The "Sgt. Pepper's Lonely Hearts Club Band Sucks Ass" Thread

I liked it too, back in 1978. I was 17 and this was, obviously, pre-VCR days. But it had an extended run at our local drive in – they used to do double features and they ran it as the second feature for, it seems like, a whole month. The first feature would change weekly. So I saw it 4 or 5 times at the drive in, plus I’d seen it once at the first-run indoor theater. It was pretty cheesy but enjoyable. I liked the music and I thought the dude who played the manager – Dougie, it looks like, played by someone named Paul Nicholas – was hot as hell. Much cuter than Frampton, or any of the brothers Gibb.

Hmmm… He’s still pretty cute.

I’m a big Beatles fan. My wife made me watch this movie.

Ooch.

There is no amount of suspension of disbelief that can make me accept that the Bee Gees could get into a fistfight with Aerosmith and still have all of their limbs afterwards.

[Monty Python voice]Maybe they could bite off their legs![/Monty Python voice]

::Ahem::

Maurice Gibb claimed that 2 weeks into the filming of the movie, they knew that Sgt. Pepper was rubbish. Says they asked to be released from the movie but were under contractual obligation to finish it. Of course, he admitted that when Robert Stigwood had told them that he needed music for a soundtrack of a “little movie” he was making about a guy who worked in a paint store and enters a dance contest, he thought the idea was stupid. That “little movie,” of course, turned into Saturday Night Fever. (Which, FTR I think Maurice was spot on, but there’s no accounting for taste.)

Interesting side note: BeeGees longtime manager, Robert Stigwood, who was the force behind Sgt. Pepper, was Brian Epstein’s partner. Why would Stigwood turn his proteges, who had enjoyed monumental success doing their own material, into a cover band of his dead partner’s band? It boggles the mind.

I saw the movie three times when I was a pre-teen. (Hey! The BeeGees were my generations’ 'nSync.) And even though I was pretty unsophisticated, even I could tell that the movie was disjointed and really, really bad. Haven’t seen it since and I doubt time would improve my opinion of it.) Though, in all honesty, I can’t say I’m a fan of Rocky Horror either. I guess I just don’t “get” movies that are deliberately bad.

Xanadu anyone?

Sure. Take out the not-singing parts and it’s not bad.

As for the OP:

lalalalalalalalalalala - there was no Sgt. Pepper movie - lalalalalalalalalala

Wasn’t Keith Moon in this movie, or am I trippin’?

You must have taken some of Keith’s horse tranqulizers. :smiley:

He was in Tommy, but not Sgt. Pepper (which, of course, never happened).

Nope, and thank goodness for that, or I might actually have to force myself to watch the whole thing.

Aside from Tommy Moon was in a (very) few other movies; you may also be thinking of Frank Zappa’s 200 Motels, in which Moon plays a nun.
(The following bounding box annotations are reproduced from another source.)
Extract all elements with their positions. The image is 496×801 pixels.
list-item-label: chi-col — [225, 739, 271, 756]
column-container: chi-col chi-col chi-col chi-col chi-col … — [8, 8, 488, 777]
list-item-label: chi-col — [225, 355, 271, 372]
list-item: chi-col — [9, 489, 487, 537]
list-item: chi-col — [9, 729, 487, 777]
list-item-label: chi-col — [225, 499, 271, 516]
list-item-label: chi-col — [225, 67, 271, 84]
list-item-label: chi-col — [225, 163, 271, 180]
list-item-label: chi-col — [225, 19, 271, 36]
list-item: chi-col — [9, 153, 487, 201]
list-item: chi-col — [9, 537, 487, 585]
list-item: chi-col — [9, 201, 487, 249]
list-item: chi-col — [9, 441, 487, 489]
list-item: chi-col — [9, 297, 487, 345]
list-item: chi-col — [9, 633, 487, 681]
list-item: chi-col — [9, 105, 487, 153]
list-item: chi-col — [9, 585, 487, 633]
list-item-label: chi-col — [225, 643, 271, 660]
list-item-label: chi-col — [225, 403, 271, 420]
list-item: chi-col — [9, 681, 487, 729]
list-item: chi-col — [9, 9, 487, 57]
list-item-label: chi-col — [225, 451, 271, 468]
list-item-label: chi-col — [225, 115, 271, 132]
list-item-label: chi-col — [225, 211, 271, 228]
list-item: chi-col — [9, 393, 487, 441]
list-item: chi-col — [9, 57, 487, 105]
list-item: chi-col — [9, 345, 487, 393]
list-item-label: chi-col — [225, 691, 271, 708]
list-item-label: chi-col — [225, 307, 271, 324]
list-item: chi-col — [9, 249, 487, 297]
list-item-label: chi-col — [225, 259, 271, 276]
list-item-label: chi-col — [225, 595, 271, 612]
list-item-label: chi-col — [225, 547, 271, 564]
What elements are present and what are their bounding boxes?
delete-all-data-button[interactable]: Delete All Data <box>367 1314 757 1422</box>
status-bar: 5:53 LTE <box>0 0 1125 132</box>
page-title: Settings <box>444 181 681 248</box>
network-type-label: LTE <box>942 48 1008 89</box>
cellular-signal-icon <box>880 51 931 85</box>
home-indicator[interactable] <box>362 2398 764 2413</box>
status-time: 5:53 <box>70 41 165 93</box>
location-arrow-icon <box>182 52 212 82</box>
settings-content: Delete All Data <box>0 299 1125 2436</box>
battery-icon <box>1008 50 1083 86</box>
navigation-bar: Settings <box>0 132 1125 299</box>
Really.

As for Sgt. Pepper, I’ve only seen a few minutes of it. I was channel surfing one day years ago and noticed a woman singing “Lucy in the Sky with Diamonds”. I don’t really care for the Beatles, but it seemed more promising than anything else I’d flipped by, so I decided to watch for a while.

It didn’t take long for me to realize that I’d be better off watching anything else, including a blank screen. (What was with the cardboard cutouts turning into live band members? Did that really happen, or am I misremembering?) Although now that the subject’s come up, I do have a kind of perverse desire to see how bad the rest of the movie is.

In fairness, there was one bright spot in the movie. Sandy Farina as Straw…snicker…Strawberr…snort…Strawberry Fields! There I said it!

I remember seeing this movie on The Movie Channel back in the late 70’s when our cable system first added it to the lineup. If I’m not mistaken, they simply alternated two movies throughout a day, so I probably saw it 3 or 4 times, even though I knew it sucked!

I think I’ll put the DVD on when I get home.

Perhaps.
:slight_smile:

But somewhere out there is a recording of Moon warbling When I’m Sixty-Four; I distinctly remember this atrocity from my adolescence and I assumed it was from the movie.

All This and World War II

The scary part is that he plays a nun who dies of an overdose. “The pills…I took so many of them!” Boy, that wasn’t so funny seven years later.